(JTA) -- Former Russian oil tycoon Mikhail Khodorkovsky was found guilty of embezzlement and theft.
The conviction against the former head of the Yukos oil company was handed down by a judge in Moscow in a closed court room on Monday, the New York Times reported. He faces up to 14 years in prison, with credit for time served on a previous conviction.
Khodorkovsky's business partner, Planton Lebedev, was also found guilty on the charges. The trial began in March 2009. The men were accused of stealing billions of dollars' worth of oil from Yukos production subsidiaries from 1998 to 2003,
Khodorkovsky, who is Jewish, was formerly the richest man in Russia.
He was sentenced in 2005 to eight years in prison on charges of tax evasion and fraud. The trial stifled one of the most prominent anti-Kremlin voices at the time, and saw Yukos dismantled and sold off in state auctions.
Prime Minister Vladimir Putin said earlier this month that Khodorkovsky "should sit in jail," which has been seen by some as interference in the trial. Putin was president during the first trial. Khodorkovsky was a major opponent of the Kremlin and had plans to run for the presidency himself, according to reports. Putin has expressed an interest in running for president again in 2012.
Other former Yukos officials have faced charges ranging from tax fraud to murder, including former Yukos official Leonid Nevzlin, who fled to Israel to avoid the charges.
In a statement released Monday, U.S. Secretary of State Hillary Rodham Clinton criticized the verdict, and said the U.S. would monitor the appeals process.

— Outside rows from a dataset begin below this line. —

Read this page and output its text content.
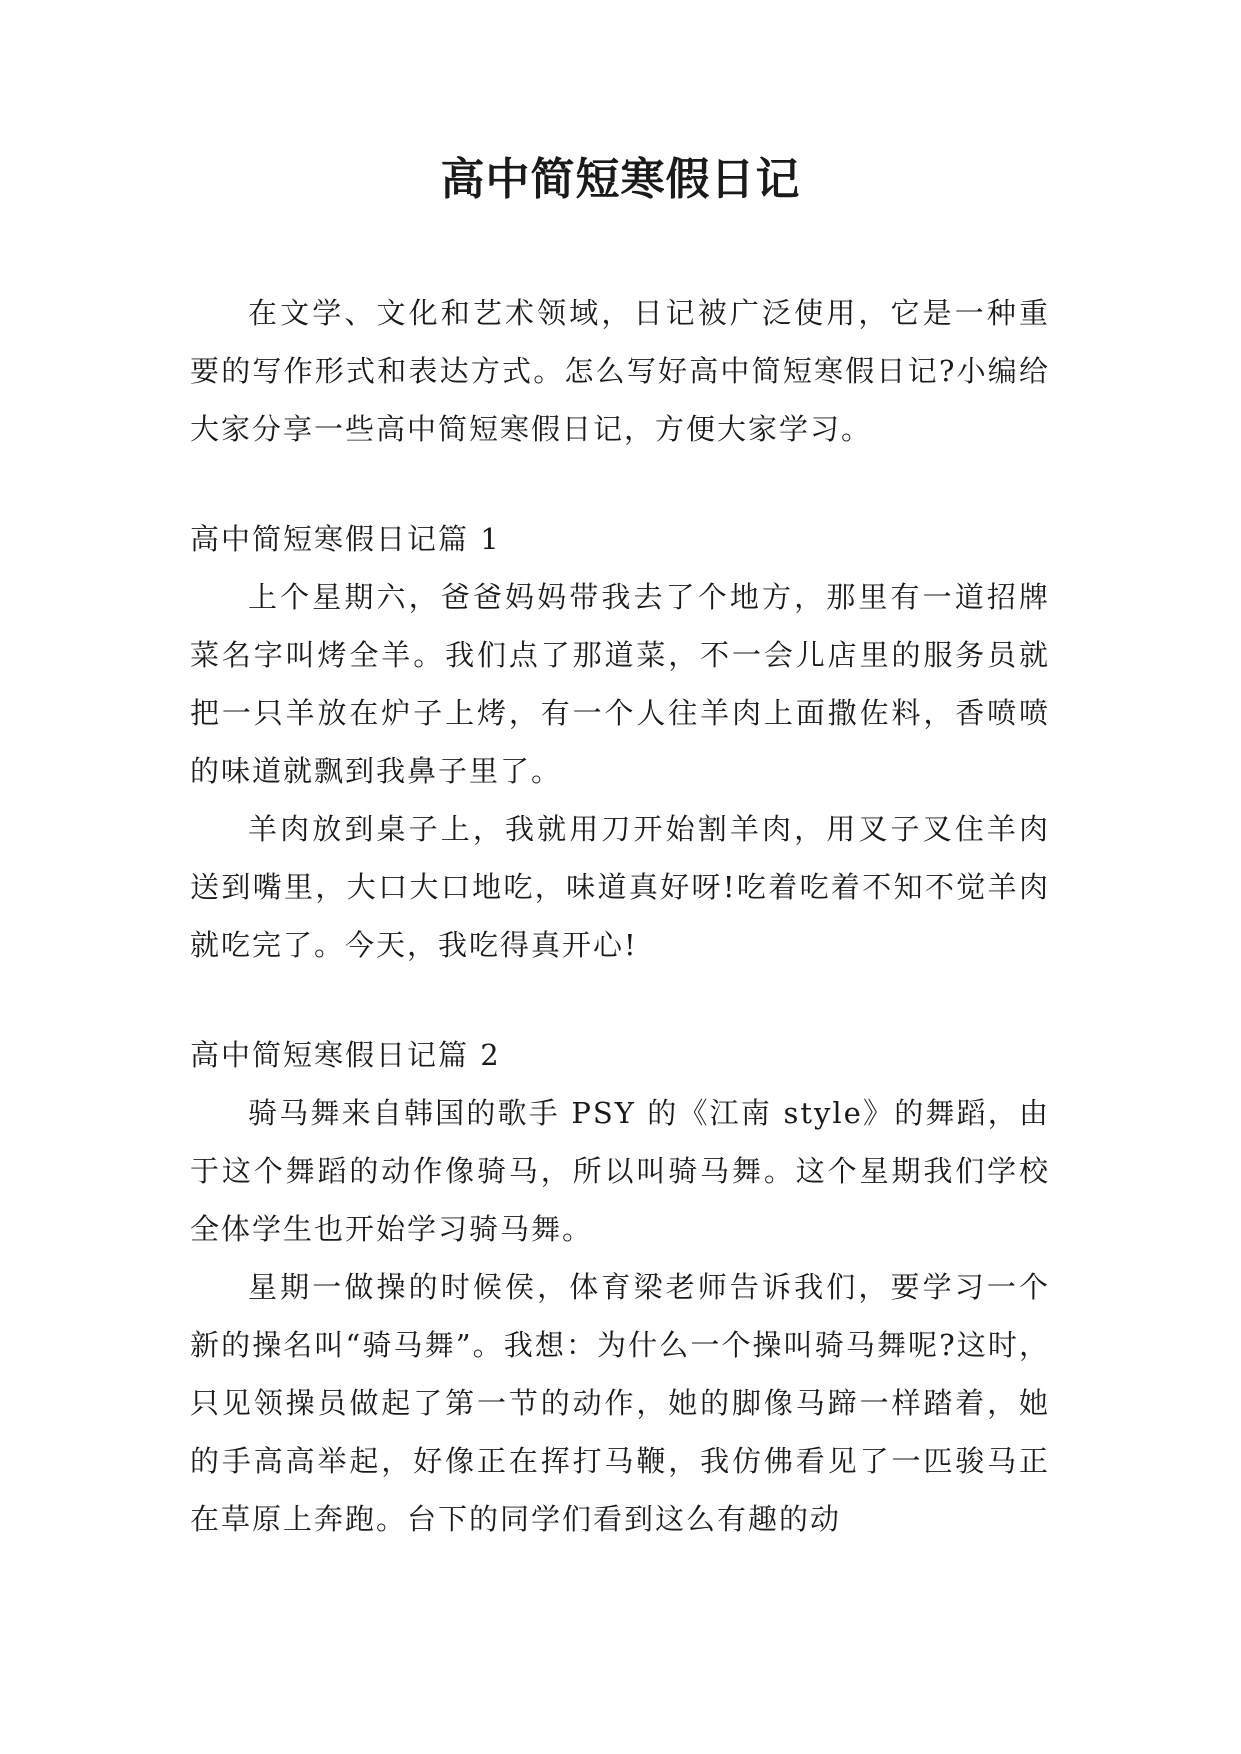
高中简短寒假日记

在文学、文化和艺术领域，日记被广泛使用，它是一种重要的写作形式和表达方式。怎么写好高中简短寒假日记?小编给大家分享一些高中简短寒假日记，方便大家学习。

高中简短寒假日记篇 1

上个星期六，爸爸妈妈带我去了个地方，那里有一道招牌菜名字叫烤全羊。我们点了那道菜，不一会儿店里的服务员就把一只羊放在炉子上烤，有一个人往羊肉上面撒佐料，香喷喷的味道就飘到我鼻子里了。

羊肉放到桌子上，我就用刀开始割羊肉，用叉子叉住羊肉送到嘴里，大口大口地吃，味道真好呀!吃着吃着不知不觉羊肉就吃完了。今天，我吃得真开心!

高中简短寒假日记篇 2

骑马舞来自韩国的歌手 PSY 的《江南 style》的舞蹈，由于这个舞蹈的动作像骑马，所以叫骑马舞。这个星期我们学校全体学生也开始学习骑马舞。

星期一做操的时候侯，体育梁老师告诉我们，要学习一个新的操名叫“骑马舞”。我想：为什么一个操叫骑马舞呢?这时，只见领操员做起了第一节的动作，她的脚像马蹄一样踏着，她的手高高举起，好像正在挥打马鞭，我仿佛看见了一匹骏马正在草原上奔跑。台下的同学们看到这么有趣的动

"Today's conviction in the second trial of Mikhail Khodorkovsky and Platon Lebedev on charges of embezzlement and money laundering raises serious questions about selective prosecution -- and about the rule of law being overshadowed by political considerations," said Clinton. "This and similar cases have a negative impact on Russia's reputation for fulfilling its international human rights obligations and improving its investment climate."